AT&T Park is now called Oracle Park

Photo by Brock Keeling

For more than $200 million, Oracle Corporation, the world’s second-largest software maker, paid for naming rights to AT&T Park, home of the San Francisco Giants. The agreement, first reported by Henry Schulman of the San Francisco Chronicle, will last for 20 years and the change is effective immediately.

“The AT&T signs that were installed in 2006 are being removed, to be replaced Thursday with temporary Oracle Park banners.”

This is the fourth name for the 18-year-old, waterfront ballpark in San Francisco’s South Beach neighborhood. Monikers have included Pac Bell Park, SBC Park, and AT&T Park, with the latter name being the longest and most noteworthy as the home team clinched three World Series championships during the name’s reign.

This isn’t the Redwood City-based tech company’s first foray into sports arena naming. Oakland Arena, where the Golden State Warriors play, was named Oracle Arena (though few referred to it by its purchased name).

Oracle Park will be located a few blocks away from Chase Center, in nearby Mission Bay, which is tentatively slated to open later this year.

Comments

So, SO hate naming rights to sports venues. I miss the age of Candlestick Park, Shea Stadium, Wrigley Field (OK, that’s still there). I know … I’m like an old man yelling at clouds. Sigh.

Agree, but $30M/year wins over sentiment.

The worst is Salesforce Transbay Terminal. Where else in the world is a transit center named after a corporate entity? "Luis Vuitton Gare du Nord" "Guiness Victoria Station" Disgusting.
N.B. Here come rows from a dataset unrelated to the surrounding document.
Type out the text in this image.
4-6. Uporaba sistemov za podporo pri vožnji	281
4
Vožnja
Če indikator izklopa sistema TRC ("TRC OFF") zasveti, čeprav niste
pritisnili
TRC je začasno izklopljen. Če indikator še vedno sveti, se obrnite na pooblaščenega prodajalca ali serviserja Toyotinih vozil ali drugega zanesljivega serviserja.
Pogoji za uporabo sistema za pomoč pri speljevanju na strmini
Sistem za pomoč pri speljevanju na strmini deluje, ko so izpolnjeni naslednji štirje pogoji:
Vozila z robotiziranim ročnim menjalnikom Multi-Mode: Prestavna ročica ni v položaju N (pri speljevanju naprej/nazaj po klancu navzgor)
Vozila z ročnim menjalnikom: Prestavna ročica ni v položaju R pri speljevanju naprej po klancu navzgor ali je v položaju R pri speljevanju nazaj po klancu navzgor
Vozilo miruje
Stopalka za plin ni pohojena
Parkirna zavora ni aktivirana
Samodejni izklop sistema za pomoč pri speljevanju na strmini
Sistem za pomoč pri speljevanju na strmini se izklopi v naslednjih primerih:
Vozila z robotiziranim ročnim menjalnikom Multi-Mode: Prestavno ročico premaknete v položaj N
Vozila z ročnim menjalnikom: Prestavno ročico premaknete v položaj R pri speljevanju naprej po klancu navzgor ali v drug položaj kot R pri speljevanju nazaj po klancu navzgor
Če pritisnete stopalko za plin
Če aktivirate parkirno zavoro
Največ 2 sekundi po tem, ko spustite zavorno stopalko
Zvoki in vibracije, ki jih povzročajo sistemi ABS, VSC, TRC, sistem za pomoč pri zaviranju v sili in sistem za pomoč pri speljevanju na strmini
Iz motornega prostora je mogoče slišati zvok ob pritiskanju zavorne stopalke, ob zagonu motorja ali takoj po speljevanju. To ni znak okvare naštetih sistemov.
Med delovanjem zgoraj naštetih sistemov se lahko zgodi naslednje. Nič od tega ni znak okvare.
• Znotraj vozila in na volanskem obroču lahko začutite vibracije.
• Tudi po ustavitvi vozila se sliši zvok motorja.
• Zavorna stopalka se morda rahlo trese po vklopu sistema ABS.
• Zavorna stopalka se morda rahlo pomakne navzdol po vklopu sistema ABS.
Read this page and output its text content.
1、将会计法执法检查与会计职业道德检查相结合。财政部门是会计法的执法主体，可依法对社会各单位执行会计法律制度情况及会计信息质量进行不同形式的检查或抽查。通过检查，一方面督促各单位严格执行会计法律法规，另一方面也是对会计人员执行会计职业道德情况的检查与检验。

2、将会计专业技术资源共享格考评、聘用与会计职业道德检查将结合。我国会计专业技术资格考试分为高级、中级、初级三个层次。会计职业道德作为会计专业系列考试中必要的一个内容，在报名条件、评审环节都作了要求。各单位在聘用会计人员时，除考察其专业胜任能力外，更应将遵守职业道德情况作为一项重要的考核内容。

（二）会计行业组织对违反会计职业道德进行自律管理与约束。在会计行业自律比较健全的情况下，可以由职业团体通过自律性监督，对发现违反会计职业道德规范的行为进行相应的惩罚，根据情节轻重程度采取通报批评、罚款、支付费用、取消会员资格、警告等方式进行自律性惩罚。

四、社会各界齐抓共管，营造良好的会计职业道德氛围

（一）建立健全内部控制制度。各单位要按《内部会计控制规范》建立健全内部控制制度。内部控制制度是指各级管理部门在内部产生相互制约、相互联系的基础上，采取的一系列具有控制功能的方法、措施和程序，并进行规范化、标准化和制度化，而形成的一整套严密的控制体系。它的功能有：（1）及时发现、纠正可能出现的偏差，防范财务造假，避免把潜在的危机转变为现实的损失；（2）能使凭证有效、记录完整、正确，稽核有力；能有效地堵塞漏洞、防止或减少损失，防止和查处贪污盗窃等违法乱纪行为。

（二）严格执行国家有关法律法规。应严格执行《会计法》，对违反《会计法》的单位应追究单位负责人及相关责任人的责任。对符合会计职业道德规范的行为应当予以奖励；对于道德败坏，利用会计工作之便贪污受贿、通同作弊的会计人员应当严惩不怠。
Yeah, I heard Hardee’s is buying the naming rights to the Bay Bridge.
Seriously though just call it the Transbay Terninal and Transbay Park if you have a shred of dignity.

The corporate naming is bad enough, but when it can change names, as it frequently does, everything associated with the team and ballpark begin to lose credibility. We’re on our 4th name for the ballpark in less than 20 years. That’s not disturbing at all.

In 50 years on the Wikipedia page, how many "formerly known as" entries with the ballpark have?